The state of the atmospheric circulation and the associated hydroclimate in the North Atlantic during the last millennium remain the subject of considerable debate in both proxy- and model-based studies. Of particular interest in the Iberian region is the Azores High (AH) system, the southern node of the North Atlantic Oscillation (NAO), an atmospheric dipole closely tied to regional hydroclimate. Hydroclimate-sensitive proxy reconstructions from this region offer some insights into atmospheric dynamics, but large spatiotemporal gaps in these data inhibit a robust evaluation of hydroclimate variability. In this study, we present a continuous, sub-decadally-resolved composite stalagmite carbon isotopic record from three partially overlapping stalagmites from Buraca Gloriosa (BG) cave, western Portugal, situated within the center of the AH, that preserves evidence of regional hydroclimate variability from approximately 800 CE to the present.

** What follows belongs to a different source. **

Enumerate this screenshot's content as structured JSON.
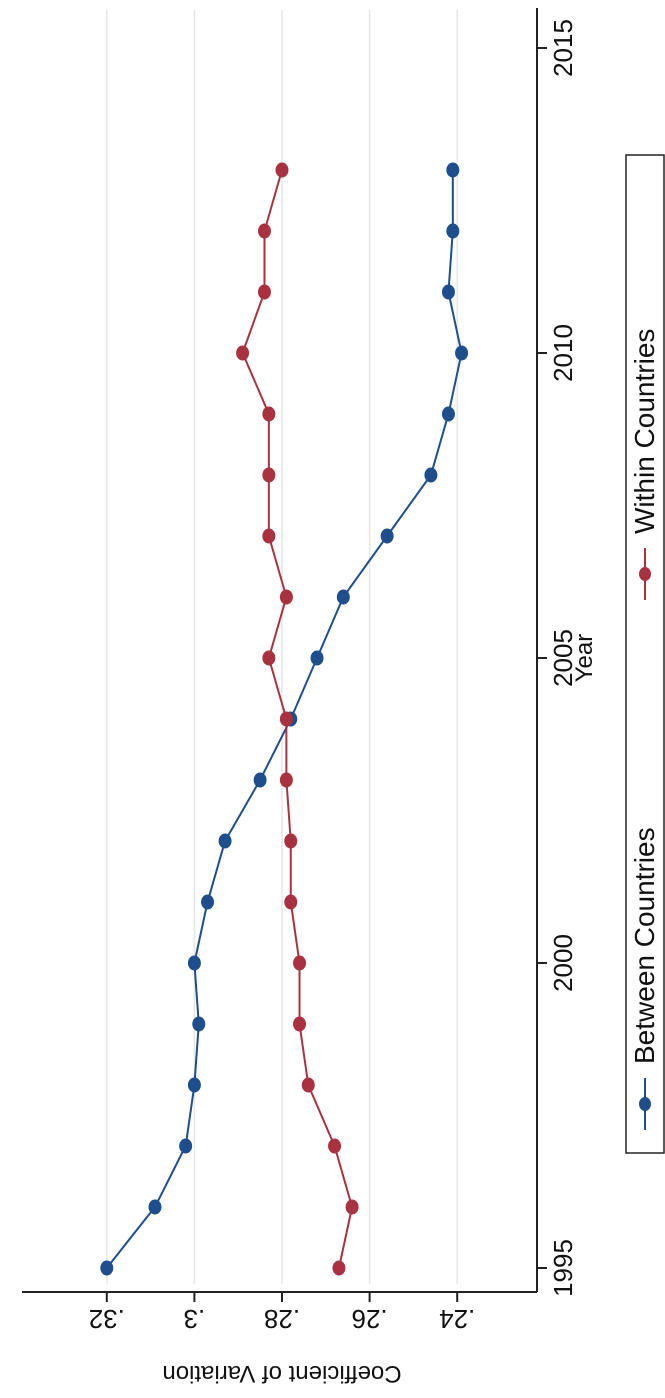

Chronologies are derived from U/Th dating and annual laminae. Stalagmite carbon isotopic values primarily reflect the amount of effective moisture and reveal generally dry conditions during the Medieval Climate Anomaly (MCA; 850–1250 CE) and Modern Climate/Industrial Era (1850 CE-present), and wetter conditions during the Little Ice Age (LIA; 1400–1850 CE). Multidecadal to centennial variability in the BG record and state-of-the-art last millennium climate model simulations show considerable coherence with precipitation-sensitive records from Spain and Morocco that, like BG, are strongly influenced by the intensity, size, and location of the AH. Model-proxy synthesis suggests that western Portugal was persistently dry during much of the MCA consistent with other NAO reconstructions; however, even considering age uncertainties, the apparent timing in the transition from a relatively dry MCA to a wetter LIA is spatially variable and confirms the non-stationary behavior of the AH system indicated by model output.